Pour l’aspiration fine d’aiguille, assurez toujours une bonne immobilisation de l’animal, la stabilisation des organes ou de la masse à aspirer, et une application et une libération coordonnées de vide. Ensuite, pour les frottis de haute qualité, se propager immédiatement après que le matériau a été placé sur le verre et être doux sur la force appliquée pour faire le frottis pour éviter les artefacts écrasés par cellules. En plus de la microscopie et de l’immunocytochimie courantes, ce matériau peut également être utilisé pour la microscopie électronique, l’analyse biochimique, la cytométrie du débit, la biologie moléculaire, ou même pour les essais in vitro.

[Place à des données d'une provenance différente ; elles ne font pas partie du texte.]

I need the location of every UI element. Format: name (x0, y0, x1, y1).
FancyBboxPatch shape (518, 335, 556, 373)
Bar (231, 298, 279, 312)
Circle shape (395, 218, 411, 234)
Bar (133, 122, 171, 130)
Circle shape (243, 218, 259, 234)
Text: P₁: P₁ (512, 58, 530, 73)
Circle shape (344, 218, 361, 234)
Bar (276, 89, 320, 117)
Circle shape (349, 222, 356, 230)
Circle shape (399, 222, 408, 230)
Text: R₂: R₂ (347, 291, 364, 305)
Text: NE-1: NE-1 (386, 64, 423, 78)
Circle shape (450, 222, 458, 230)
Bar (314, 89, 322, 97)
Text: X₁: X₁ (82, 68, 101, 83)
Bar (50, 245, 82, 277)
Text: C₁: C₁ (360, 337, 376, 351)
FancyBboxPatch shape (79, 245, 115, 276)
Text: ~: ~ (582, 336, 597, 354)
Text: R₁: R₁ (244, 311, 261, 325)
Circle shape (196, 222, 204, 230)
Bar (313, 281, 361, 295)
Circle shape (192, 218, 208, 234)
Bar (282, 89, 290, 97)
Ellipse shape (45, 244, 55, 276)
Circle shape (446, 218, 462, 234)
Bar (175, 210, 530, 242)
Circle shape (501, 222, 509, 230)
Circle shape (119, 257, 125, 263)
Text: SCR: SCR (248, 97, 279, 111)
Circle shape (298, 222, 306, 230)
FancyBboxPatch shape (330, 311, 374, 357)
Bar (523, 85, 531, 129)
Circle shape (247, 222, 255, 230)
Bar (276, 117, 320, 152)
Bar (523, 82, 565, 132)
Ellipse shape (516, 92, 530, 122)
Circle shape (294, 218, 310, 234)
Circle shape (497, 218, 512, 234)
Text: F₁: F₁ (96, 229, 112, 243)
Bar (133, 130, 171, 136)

Cette technique nous a permis de démontrer que l’aspiration fine d’aiguille peut être employée pour diagnostiquer et étudier la maladie chez les animaux expérimentaux. Nous avons pu diagnostiquer le tropisme des parasites de Trypanosoma aux organes reproducteurs masculins externes et également caractériser cette maladie au cours de l’infection.